I think we may soon lose the battle to keep our right to prescribe most antibiotics for animals, with apocalyptic visions of a “post-antibiotic” era in medicine being mooted.
Antibiotics are a victim of their own success. I remember the vet I “saw practice” with in the 80s and 90s having huge glass jars behind him filled with pills and capsules. It was rather like a sweet shop. His favourite were the yellow-orange pills that looked like M&Ms. He believed one day someone would find oxytetracycline cured cancer – he dispensed it a lot.
These days, for reasons I’m not entirely sure of, oxytetracycline isn’t used much. We tend to use the bactericidal antibiotics rather than bacteriostatic ones. For a quick spot-check I looked in our “quick-access injectables” cupboard and I found only penicillin derivatives (amoxicillin was there in a few different forms), a cephalosporin and some metronidazole. You have to go through to the store room to find anything else – fluoroquinolones are there alongside narrower spectrum amikacin, erythromycin and so on. There’s also a bottle of trimethoprim/sulfamethoxazole as well.
I wonder how much of our drug selection is simply the need for speed – in the typical 10-minute consult we have very little time to look up dose rates in a compendium that spans more than 1,000 pages, while each drug monograph is around two pages of tiny writing.
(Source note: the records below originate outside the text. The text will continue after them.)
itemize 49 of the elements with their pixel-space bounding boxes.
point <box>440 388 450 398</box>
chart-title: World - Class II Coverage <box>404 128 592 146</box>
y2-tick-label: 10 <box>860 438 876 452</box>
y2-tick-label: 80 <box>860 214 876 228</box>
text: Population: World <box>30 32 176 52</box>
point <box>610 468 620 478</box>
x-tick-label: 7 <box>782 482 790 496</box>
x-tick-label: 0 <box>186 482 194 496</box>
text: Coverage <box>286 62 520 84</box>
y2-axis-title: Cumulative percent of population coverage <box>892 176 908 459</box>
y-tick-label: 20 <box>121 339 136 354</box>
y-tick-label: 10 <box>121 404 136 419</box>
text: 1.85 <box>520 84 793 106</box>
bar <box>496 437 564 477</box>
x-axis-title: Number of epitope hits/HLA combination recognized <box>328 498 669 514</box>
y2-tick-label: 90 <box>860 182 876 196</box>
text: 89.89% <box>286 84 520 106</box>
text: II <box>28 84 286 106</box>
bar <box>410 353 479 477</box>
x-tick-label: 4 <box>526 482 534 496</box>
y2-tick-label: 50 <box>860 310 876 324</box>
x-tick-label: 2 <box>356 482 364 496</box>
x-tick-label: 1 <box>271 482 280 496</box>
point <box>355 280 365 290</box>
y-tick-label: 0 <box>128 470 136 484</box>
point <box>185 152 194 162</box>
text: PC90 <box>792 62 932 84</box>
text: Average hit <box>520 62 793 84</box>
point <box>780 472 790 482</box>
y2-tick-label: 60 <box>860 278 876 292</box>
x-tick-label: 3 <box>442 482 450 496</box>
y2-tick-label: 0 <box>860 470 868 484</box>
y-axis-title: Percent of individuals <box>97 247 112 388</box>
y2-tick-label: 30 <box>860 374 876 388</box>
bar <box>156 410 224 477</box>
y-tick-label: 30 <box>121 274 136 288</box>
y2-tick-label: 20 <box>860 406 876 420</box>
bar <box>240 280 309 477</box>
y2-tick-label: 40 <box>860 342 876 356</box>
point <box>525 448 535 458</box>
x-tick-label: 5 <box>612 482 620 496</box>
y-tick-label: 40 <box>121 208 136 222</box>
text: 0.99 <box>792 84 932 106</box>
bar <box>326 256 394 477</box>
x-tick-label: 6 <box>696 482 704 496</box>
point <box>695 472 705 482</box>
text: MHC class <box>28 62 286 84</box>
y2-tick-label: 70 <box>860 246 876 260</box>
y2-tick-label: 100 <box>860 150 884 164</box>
Then you should cast your eye over contraindications and adverse effects, unless you know the drug very well.
Or you could just prescribe a dose and course of something broad spectrum you know off the top of your head.
If we are going to change our habits, a big step will be in ensuring these things are more easily accessible. A practice could have a wall chart with conditions and dosages (volume or tablets per kg, per 10kg etc) for normal courses of drugs and quick notes of contraindications.
I do read and hear about “the pressure to prescribe antibiotics” in my reading, but haven’t experienced it much myself. Occasionally, there will be an expression of relief when I tell an owner I’d recommend using them in a case, but most people take an explanation of the reasoning to use or not use them well. If I take a client through the signs of infection and check this against my physical exam findings, just about everyone comes out agreeing with me. It can take a lot of time, though.
This makes me wonder if the “pressure” is actually inside our heads – whether we’re worrying about the “what if?” possibilities. What if I’m wrong and the animal gets worse, will I be accused of negligence for not prescribing antibiotics? That’s where broader discussion between colleagues and authorities will help.
What do you use, if anything, in puppies with diarrhoea, versus a pyrexic dog with haemorrhagic gastroenteritis? The veterinary school student answer was “base it on culture and sensitivity”, but that doesn’t answer the question for at least three days.
So this is where a body like NICE (National Institute for Health and Care Excellence) comes in in human medicine. In human medical negligence cases the standard of care is to be compared with a “responsible body of opinion” (the Bolam test, since further modified and refined by other cases like Bolitho), but there is increasing reference these days to the guidelines laid down by NICE and other professional bodies.
By laying down more specific guidelines for the use of antibiotics in common situations – for example, herd health, growth rate improvement, puppy diarrhoea or haemorrhagic gastroenteritis – a similar veterinary body would not just provide “back up” for colleagues wanting to get on board and change their antibiotic use, but also provide a measure for applying stronger pressure on those who did not want to do so.